Il entra, et vit qu’elle était à moitié couchée dans un fauteuil.

— Ce n’est rien, dit-elle, sans ouvrir les yeux, j’ai mal à la tête.

Depuis son réveil, attendant cette visite d’Adrien, elle avait senti bouillonner le mépris, la douleur et l’indignation, tout ce que remuaient les découvertes de la nuit dernière.

— Ce n’est plus la peine de mentir, se proposait-elle de lui dire. Je sais qui vous êtes…

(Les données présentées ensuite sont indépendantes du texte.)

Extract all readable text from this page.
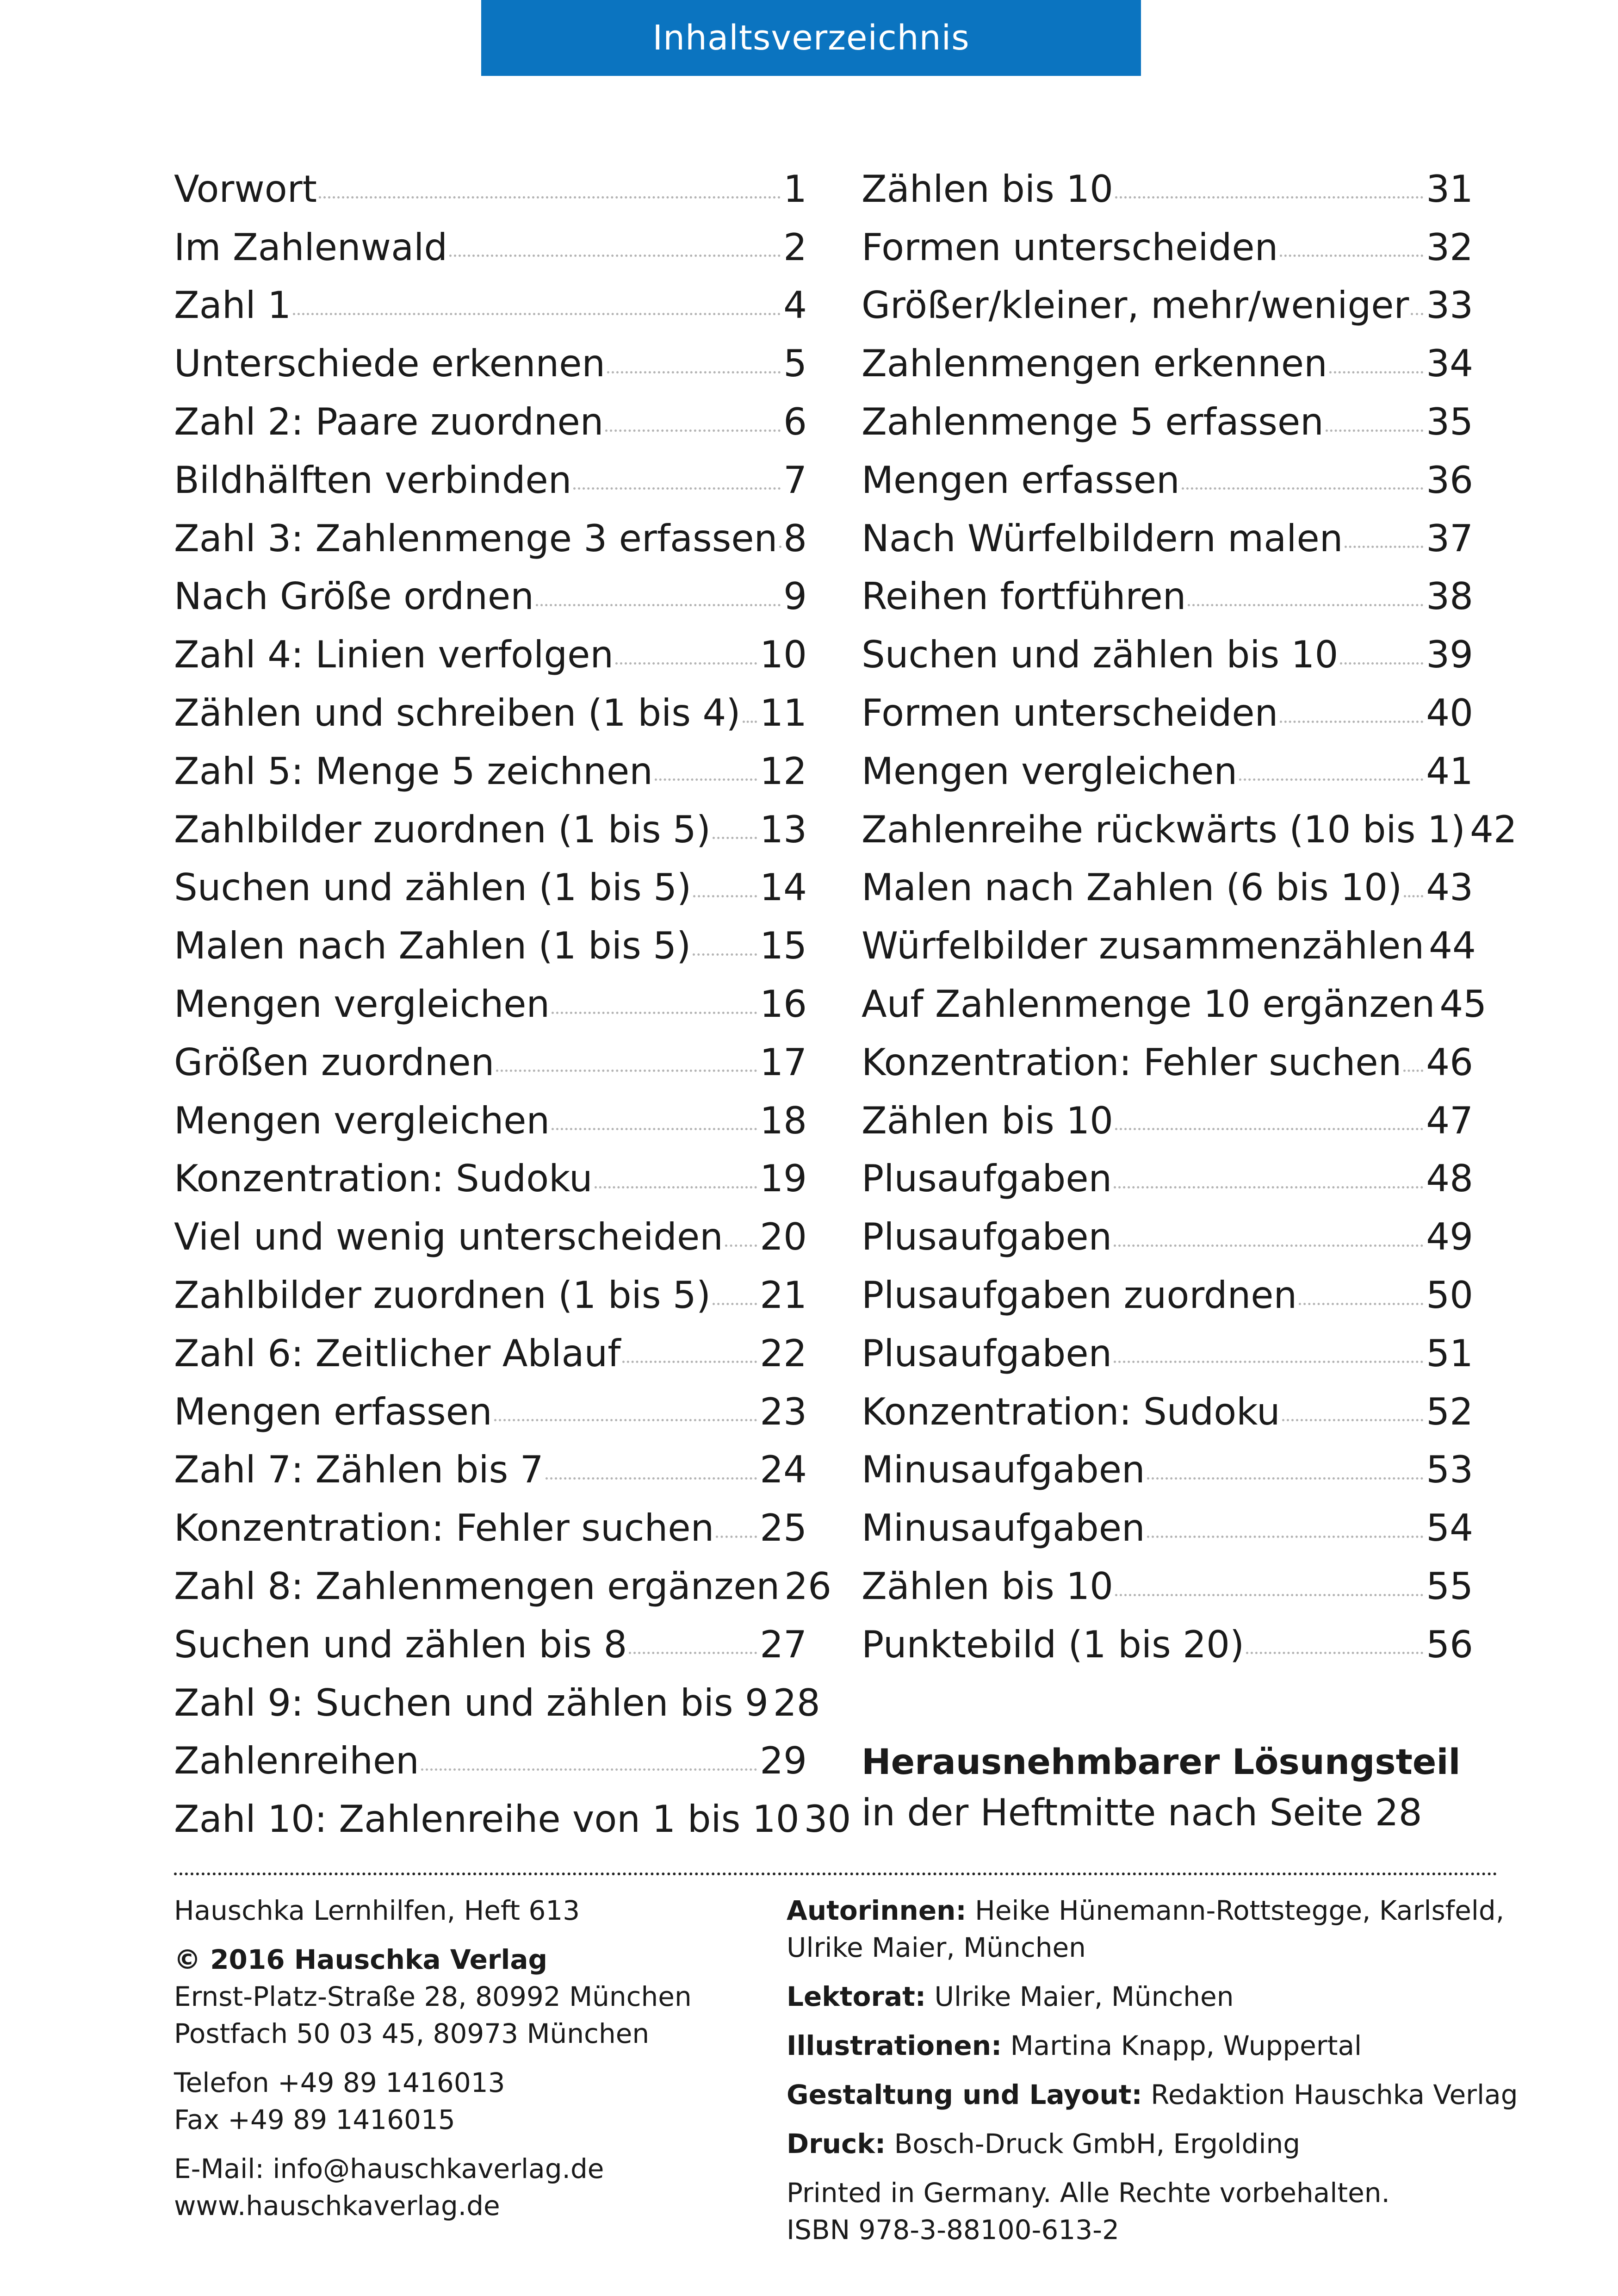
Inhaltsverzeichnis
Vorwort	1
Im Zahlenwald	2
Zahl 1	4
Unterschiede erkennen	5
Zahl 2: Paare zuordnen	6
Bildhälften verbinden	7
Zahl 3: Zahlenmenge 3 erfassen 8
Nach Größe ordnen	9
Zahl 4: Linien verfolgen	10
Zählen und schreiben (1 bis 4) 11
Zahl 5: Menge 5 zeichnen	12
Zahlbilder zuordnen (1 bis 5) 13
Suchen und zählen (1 bis 5) 14
Malen nach Zahlen (1 bis 5) 15
Mengen vergleichen	16
Größen zuordnen	17
Mengen vergleichen	18
Konzentration: Sudoku	19
Viel und wenig unterscheiden 20
Zahlbilder zuordnen (1 bis 5) 21
Zahl 6: Zeitlicher Ablauf	22
Mengen erfassen	23
Zahl 7: Zählen bis 7	24
Konzentration: Fehler suchen 25
Zahl 8: Zahlenmengen ergänzen 26
Suchen und zählen bis 8	27
Zahl 9: Suchen und zählen bis 9 28
Zahlenreihen	29
Zahl 10: Zahlenreihe von 1 bis 10 30
Zählen bis 10	31
Formen unterscheiden	32
Größer/kleiner, mehr/weniger 33
Zahlenmengen erkennen	34
Zahlenmenge 5 erfassen	35
Mengen erfassen	36
Nach Würfelbildern malen 37
Reihen fortführen	38
Suchen und zählen bis 10 39
Formen unterscheiden	40
Mengen vergleichen	41
Zahlenreihe rückwärts (10 bis 1) 42
Malen nach Zahlen (6 bis 10) 43
Würfelbilder zusammenzählen 44
Auf Zahlenmenge 10 ergänzen 45
Konzentration: Fehler suchen 46
Zählen bis 10	47
Plusaufgaben	48
Plusaufgaben	49
Plusaufgaben zuordnen	50
Plusaufgaben	51
Konzentration: Sudoku	52
Minusaufgaben	53
Minusaufgaben	54
Zählen bis 10	55
Punktebild (1 bis 20)	56
Herausnehmbarer Lösungsteil
in der Heftmitte nach Seite 28
Hauschka Lernhilfen, Heft 613
© 2016 Hauschka Verlag
Ernst-Platz-Straße 28, 80992 München
Postfach 50 03 45, 80973 München
Telefon +49 89 1416013
Fax +49 89 1416015
E-Mail: info@hauschkaverlag.de
www.hauschkaverlag.de
Autorinnen: Heike Hünemann-Rottstegge, Karlsfeld,
Ulrike Maier, München
Lektorat: Ulrike Maier, München
Illustrationen: Martina Knapp, Wuppertal
Gestaltung und Layout: Redaktion Hauschka Verlag
Druck: Bosch-Druck GmbH, Ergolding
Printed in Germany. Alle Rechte vorbehalten.
ISBN 978-3-88100-613-2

Mais, quel que fût le désordre de ses sentiments, sa nature répugnait à l’offense et aux insultes. Il y avait dans toute explication de ce genre une vulgarité dont la pensée soudain l’accabla.

— Laissez-moi, dit-elle, d’une voix tremblante, comme étranglée par l’émotion. Vous m’avez fait assez de mal !

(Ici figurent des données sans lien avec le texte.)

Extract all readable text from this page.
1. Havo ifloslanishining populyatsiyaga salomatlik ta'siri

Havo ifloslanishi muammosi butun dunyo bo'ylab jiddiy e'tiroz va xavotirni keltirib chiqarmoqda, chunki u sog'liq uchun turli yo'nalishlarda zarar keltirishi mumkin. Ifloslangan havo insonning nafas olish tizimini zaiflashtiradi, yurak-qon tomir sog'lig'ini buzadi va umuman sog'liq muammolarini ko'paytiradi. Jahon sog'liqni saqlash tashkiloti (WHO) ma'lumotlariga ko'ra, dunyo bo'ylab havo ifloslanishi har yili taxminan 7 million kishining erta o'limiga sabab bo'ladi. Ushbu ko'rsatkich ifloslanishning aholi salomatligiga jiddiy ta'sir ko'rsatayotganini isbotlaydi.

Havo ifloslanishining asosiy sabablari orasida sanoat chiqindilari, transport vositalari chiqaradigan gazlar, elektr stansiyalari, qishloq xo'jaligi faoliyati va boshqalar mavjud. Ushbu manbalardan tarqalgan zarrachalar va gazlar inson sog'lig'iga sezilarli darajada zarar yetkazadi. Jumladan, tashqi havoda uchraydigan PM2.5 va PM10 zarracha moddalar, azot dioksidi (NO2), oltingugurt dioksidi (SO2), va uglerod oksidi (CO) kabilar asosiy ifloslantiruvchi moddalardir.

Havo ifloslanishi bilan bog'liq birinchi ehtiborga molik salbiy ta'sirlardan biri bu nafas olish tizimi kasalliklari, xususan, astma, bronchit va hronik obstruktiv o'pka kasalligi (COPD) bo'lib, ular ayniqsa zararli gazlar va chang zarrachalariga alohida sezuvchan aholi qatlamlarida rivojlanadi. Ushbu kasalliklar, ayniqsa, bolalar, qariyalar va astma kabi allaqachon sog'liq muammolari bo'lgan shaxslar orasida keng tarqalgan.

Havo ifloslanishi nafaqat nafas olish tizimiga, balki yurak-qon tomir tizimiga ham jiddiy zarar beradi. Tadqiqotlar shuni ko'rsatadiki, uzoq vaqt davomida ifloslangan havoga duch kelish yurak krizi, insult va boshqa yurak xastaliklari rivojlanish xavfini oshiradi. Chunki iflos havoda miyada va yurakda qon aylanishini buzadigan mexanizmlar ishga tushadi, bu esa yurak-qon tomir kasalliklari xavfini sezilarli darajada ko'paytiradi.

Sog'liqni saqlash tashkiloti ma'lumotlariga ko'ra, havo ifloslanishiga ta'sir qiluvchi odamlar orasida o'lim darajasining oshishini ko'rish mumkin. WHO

Elle l’entendit qui la suppliait de s’apaiser, ne répondit rien. Deux longues larmes coulaient sur ses joues. « N’est-ce pas vous-même, répétait-il, qui m’avez dit combien vous étiez malheureuse ? » Mais il sentait que le charme entre eux était rompu et que ses paroles ne l’atteignaient pas. Jamais plus elle ne serait celle qui avait traversé un après-midi, inopinément, le pont du moulin, ou qui l’attendait dans le bois au bord du Ciron. Quelque chose de plus puissant qu’eux l’avait reprise. Par quel miracle, aujourd’hui qu’elle semblait à sa merci, lui échappait-elle plus complètement ?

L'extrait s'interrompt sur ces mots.